Pyspark job fails when I try to persist a DataFrame that was created on a table of size ~270GB with error
Exception in thread "yarn-scheduler-ask-am-thread-pool-9" java.lang.OutOfMemoryError: GC overhead limit exceeded
This issue happens only when I try to persist. Below are the configurations, I tried playing around with executor/driver memory, shuffle partitions, dynamic allocation of executors and persist storage level(DISK_ONLY, MEMORY_AND_DISK). My intention is to partition the data on a key and persist, so my consecutive joins will be faster.
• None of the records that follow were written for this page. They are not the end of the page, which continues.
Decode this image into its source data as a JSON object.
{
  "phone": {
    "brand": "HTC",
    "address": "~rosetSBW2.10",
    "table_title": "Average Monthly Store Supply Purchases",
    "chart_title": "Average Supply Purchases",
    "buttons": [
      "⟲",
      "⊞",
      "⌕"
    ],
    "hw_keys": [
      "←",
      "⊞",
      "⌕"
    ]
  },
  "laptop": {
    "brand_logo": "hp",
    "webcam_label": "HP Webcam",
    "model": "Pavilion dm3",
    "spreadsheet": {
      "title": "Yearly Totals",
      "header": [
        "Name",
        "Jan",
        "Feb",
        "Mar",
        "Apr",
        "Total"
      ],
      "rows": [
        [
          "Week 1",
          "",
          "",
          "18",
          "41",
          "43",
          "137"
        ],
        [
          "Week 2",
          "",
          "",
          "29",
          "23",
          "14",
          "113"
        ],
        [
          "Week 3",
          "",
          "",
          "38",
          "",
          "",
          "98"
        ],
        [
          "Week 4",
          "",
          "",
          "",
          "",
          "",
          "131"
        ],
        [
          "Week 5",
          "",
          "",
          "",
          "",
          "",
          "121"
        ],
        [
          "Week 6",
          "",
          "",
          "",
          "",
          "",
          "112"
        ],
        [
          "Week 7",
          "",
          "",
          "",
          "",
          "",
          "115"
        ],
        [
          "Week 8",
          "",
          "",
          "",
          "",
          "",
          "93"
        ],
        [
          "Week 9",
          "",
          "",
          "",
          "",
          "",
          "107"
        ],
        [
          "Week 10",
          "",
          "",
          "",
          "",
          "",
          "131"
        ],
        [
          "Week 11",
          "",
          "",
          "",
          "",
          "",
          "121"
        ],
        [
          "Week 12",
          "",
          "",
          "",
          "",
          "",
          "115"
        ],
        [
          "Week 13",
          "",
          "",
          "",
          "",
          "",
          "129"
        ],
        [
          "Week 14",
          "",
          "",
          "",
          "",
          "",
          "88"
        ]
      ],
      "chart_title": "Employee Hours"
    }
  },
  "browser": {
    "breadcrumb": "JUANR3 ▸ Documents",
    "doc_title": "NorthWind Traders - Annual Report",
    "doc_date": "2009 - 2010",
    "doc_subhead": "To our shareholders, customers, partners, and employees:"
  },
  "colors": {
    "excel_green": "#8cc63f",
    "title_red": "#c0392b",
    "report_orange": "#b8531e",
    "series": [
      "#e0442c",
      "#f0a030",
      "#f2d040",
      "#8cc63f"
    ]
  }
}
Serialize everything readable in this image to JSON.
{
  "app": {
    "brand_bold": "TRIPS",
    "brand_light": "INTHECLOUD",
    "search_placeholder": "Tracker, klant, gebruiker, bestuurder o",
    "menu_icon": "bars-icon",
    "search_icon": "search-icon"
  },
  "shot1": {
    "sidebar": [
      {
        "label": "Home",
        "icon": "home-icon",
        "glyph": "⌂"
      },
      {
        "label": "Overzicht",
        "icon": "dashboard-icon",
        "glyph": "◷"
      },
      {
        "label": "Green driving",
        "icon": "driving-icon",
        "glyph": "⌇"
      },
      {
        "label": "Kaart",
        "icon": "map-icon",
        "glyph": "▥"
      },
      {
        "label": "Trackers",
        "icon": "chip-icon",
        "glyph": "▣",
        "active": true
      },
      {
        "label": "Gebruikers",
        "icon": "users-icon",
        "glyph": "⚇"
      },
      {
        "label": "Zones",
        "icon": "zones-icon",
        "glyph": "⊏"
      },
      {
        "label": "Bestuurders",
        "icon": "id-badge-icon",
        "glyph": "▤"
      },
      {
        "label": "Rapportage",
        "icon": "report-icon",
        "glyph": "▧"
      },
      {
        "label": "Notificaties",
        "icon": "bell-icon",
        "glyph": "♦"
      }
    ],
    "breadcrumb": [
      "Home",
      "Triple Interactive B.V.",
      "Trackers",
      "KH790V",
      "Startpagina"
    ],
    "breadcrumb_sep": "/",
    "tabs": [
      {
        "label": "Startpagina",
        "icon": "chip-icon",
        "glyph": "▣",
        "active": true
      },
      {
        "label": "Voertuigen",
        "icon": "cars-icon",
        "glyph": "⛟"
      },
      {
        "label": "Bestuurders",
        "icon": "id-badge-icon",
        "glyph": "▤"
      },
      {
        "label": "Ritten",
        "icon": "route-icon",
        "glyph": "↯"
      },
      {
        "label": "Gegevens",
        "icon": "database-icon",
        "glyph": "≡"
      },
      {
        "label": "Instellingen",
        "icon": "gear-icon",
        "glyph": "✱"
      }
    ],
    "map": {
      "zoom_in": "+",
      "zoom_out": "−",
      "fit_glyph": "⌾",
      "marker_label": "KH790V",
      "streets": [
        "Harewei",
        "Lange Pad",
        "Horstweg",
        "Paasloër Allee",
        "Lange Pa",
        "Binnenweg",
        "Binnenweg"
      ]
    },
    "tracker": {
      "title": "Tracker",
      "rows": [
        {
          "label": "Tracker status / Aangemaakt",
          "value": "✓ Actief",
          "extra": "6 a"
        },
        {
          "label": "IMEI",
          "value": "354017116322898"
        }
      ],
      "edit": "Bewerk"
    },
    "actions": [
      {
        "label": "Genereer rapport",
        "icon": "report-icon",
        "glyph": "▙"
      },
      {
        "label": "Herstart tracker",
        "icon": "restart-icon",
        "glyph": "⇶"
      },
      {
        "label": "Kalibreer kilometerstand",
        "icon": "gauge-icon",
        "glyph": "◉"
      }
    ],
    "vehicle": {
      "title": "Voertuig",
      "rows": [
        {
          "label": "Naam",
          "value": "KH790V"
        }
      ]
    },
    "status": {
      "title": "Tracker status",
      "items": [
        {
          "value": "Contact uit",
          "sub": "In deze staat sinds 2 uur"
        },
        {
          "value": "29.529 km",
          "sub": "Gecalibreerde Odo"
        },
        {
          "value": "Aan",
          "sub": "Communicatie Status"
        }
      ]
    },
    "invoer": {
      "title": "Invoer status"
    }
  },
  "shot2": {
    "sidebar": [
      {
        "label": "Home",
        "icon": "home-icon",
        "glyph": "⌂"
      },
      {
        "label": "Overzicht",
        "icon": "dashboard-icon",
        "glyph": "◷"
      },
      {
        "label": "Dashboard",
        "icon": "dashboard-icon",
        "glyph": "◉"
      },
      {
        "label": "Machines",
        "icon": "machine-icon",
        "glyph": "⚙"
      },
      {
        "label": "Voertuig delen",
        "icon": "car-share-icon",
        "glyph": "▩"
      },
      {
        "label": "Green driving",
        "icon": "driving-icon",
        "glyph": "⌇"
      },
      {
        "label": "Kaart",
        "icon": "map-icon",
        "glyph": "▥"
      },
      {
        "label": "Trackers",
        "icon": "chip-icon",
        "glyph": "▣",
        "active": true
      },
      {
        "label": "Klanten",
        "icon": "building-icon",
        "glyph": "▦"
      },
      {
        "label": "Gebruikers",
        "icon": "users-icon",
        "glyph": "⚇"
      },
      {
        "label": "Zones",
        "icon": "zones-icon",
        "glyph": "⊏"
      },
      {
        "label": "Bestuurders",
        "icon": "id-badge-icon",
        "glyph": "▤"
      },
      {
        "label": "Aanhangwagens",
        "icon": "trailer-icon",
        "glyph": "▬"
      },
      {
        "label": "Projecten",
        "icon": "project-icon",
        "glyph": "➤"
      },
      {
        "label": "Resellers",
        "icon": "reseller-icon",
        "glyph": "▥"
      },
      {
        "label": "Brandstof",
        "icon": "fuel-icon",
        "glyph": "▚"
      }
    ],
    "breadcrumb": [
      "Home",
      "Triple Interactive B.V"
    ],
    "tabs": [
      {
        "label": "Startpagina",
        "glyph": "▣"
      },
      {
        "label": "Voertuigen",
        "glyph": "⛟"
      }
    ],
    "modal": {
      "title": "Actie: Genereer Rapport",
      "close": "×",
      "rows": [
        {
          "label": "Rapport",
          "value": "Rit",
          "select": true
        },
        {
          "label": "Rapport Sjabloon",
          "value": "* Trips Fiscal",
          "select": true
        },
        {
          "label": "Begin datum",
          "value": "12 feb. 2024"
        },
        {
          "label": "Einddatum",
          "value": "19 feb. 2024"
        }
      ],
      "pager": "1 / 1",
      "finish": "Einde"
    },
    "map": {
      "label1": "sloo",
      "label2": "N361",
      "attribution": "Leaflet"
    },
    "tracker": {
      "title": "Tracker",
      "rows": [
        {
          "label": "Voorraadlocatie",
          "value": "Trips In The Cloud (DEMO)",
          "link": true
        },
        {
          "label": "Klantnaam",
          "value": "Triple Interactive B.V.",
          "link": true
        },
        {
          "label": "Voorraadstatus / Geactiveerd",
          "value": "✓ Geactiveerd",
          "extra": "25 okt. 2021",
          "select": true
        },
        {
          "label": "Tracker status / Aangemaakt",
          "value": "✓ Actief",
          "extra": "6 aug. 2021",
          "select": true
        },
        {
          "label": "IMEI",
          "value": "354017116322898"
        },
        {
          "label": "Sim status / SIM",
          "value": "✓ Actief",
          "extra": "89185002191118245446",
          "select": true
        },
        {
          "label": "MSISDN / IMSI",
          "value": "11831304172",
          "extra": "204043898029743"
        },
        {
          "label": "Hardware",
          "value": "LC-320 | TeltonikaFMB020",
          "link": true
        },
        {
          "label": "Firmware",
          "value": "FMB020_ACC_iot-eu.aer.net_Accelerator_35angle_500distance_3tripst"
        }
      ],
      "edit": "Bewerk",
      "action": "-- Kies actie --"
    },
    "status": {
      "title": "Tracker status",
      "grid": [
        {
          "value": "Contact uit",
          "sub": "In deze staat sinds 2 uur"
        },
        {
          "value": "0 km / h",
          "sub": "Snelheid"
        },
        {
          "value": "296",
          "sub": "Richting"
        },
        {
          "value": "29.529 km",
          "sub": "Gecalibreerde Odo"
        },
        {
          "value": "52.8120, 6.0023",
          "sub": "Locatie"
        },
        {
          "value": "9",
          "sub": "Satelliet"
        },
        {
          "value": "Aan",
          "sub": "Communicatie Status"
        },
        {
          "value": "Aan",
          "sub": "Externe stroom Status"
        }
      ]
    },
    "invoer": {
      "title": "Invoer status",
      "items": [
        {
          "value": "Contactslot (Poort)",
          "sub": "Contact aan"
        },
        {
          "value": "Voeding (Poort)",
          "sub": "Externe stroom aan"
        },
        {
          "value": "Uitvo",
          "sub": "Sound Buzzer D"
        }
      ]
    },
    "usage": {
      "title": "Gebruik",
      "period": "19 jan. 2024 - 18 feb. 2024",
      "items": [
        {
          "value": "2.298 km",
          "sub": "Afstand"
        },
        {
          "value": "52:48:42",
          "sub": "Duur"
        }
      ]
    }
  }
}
Any suggestion will be of great help.
Spark version: 1.6.1(MapR Distribution)
Data size: ~270GB
Configuration:
spark.executor.instances - 300
spark.executor.memory - 10g
spark.executor.cores - 3
spark.driver.memory - 10g
spark.yarn.executor.memoryOverhead - 2048
spark.io.compression.codec - lz4
Normal query
query = "select * from tableA"
df = sqlctx.sql(query)
df.count()
Successful run with no persist()
Repartitioning & Persist
Keeping shuffle block in mind, picked 2001 as partitions so each partitions will be approx 128M of data.
test = df.repartition(2001, "key")
test.persist(StorageLevel.DISK_ONLY)
test.count()